Я тогда лежал на диване после смены. Не пьяный. Или почти не пьяный. Слышал каждое слово. И не встал. Не пошёл. Не сказал ей ничего. Потому что проще было сделать вид, что спишь.
Вот где всё начало кончаться. Не вчера у калитки. И не у сарая.
Раньше.
Гораздо раньше.
В тот день, когда Лариса впервые нашла у меня бутылку в бачке туалета и молча поставила её на стол. Я тогда ещё смеялся. Говорил, все мужики пьют. Говорил, на работе нервы. Говорил, ты драматизируешь. Потом мать её, Зинаида Петровна, приезжала, сидела со мной на кухне и по-человечески просила.
Да, просила.
Не выгоняла.
Не унижала.
"Игорь, не гробь девчонок. Если сам не можешь, давай лечиться, мы поможем".
Я тогда фыркнул. Сказал, что не псих и не подзаборник.
Смешно.
Подзаборником я стал позже. Когда уже никто не просил.
На озере поднялся ветер. Вода пошла мелкой рябью. Сырой рисунок дрожал в пальцах. У меня свело челюсть так, что заболели виски. Не от похмелья. От того, что внутри вдруг встал такой плотный, тяжёлый ком, что не продохнуть.
Вот оно.
Дно не там, где ты лежишь в грязи.
Дно там, где больше не можешь соврать, что всё ещё не так уж плохо.

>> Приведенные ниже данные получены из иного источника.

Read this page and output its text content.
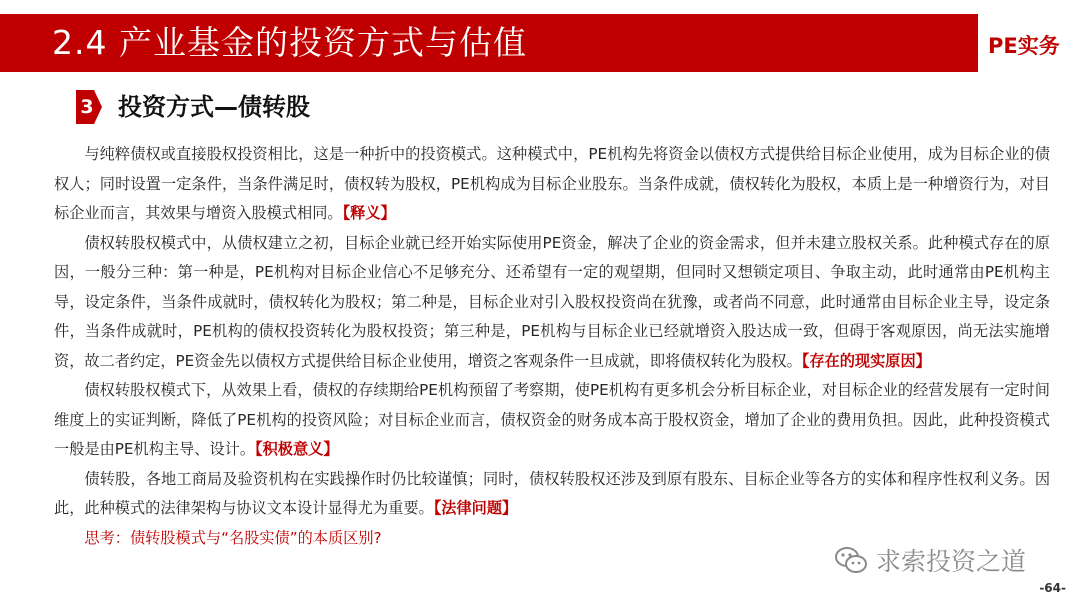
2.4 产业基金的投资方式与估值	PE实务
3 投资方式—债转股

与纯粹债权或直接股权投资相比，这是一种折中的投资模式。这种模式中，PE机构先将资金以债权方式提供给目标企业使用，成为目标企业的债权人；同时设置一定条件，当条件满足时，债权转为股权，PE机构成为目标企业股东。当条件成就，债权转化为股权，本质上是一种增资行为，对目标企业而言，其效果与增资入股模式相同。【释义】

债权转股权模式中，从债权建立之初，目标企业就已经开始实际使用PE资金，解决了企业的资金需求，但并未建立股权关系。此种模式存在的原因，一般分三种：第一种是，PE机构对目标企业信心不足够充分、还希望有一定的观望期，但同时又想锁定项目、争取主动，此时通常由PE机构主导，设定条件，当条件成就时，债权转化为股权；第二种是，目标企业对引入股权投资尚在犹豫，或者尚不同意，此时通常由目标企业主导，设定条件，当条件成就时，PE机构的债权投资转化为股权投资；第三种是，PE机构与目标企业已经就增资入股达成一致，但碍于客观原因，尚无法实施增资，故二者约定，PE资金先以债权方式提供给目标企业使用，增资之客观条件一旦成就，即将债权转化为股权。【存在的现实原因】

债权转股权模式下，从效果上看，债权的存续期给PE机构预留了考察期，使PE机构有更多机会分析目标企业，对目标企业的经营发展有一定时间维度上的实证判断，降低了PE机构的投资风险；对目标企业而言，债权资金的财务成本高于股权资金，增加了企业的费用负担。因此，此种投资模式一般是由PE机构主导、设计。【积极意义】

债转股，各地工商局及验资机构在实践操作时仍比较谨慎；同时，债权转股权还涉及到原有股东、目标企业等各方的实体和程序性权利义务。因此，此种模式的法律架构与协议文本设计显得尤为重要。【法律问题】

思考：债转股模式与“名股实债”的本质区别?

求索投资之道
-64-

Я встал. Ноги подогнулись. Пришлось упереться ладонью в колено. На тропинке появился Фёдор Семёныч. Наверное, на рыбалку шёл. Увидел меня, покачал головой.
"Ты бы умылся сначала".
"Без советов".
"Это не совет. Просто дети скоро купаться придут".
И пошёл мимо.
Без лекций. Без презрения. Просто констатация: приведи себя в вид, пока чужие дети тебя таким не увидели.
Я опустился обратно на корточки и долго мыл руки. Грязь сходила не сразу. Забивалась под ногти, липла к костяшкам. Вода темнела, потом становилась прозрачной. А руки всё равно казались чужими.
В кармане завибрировал телефон.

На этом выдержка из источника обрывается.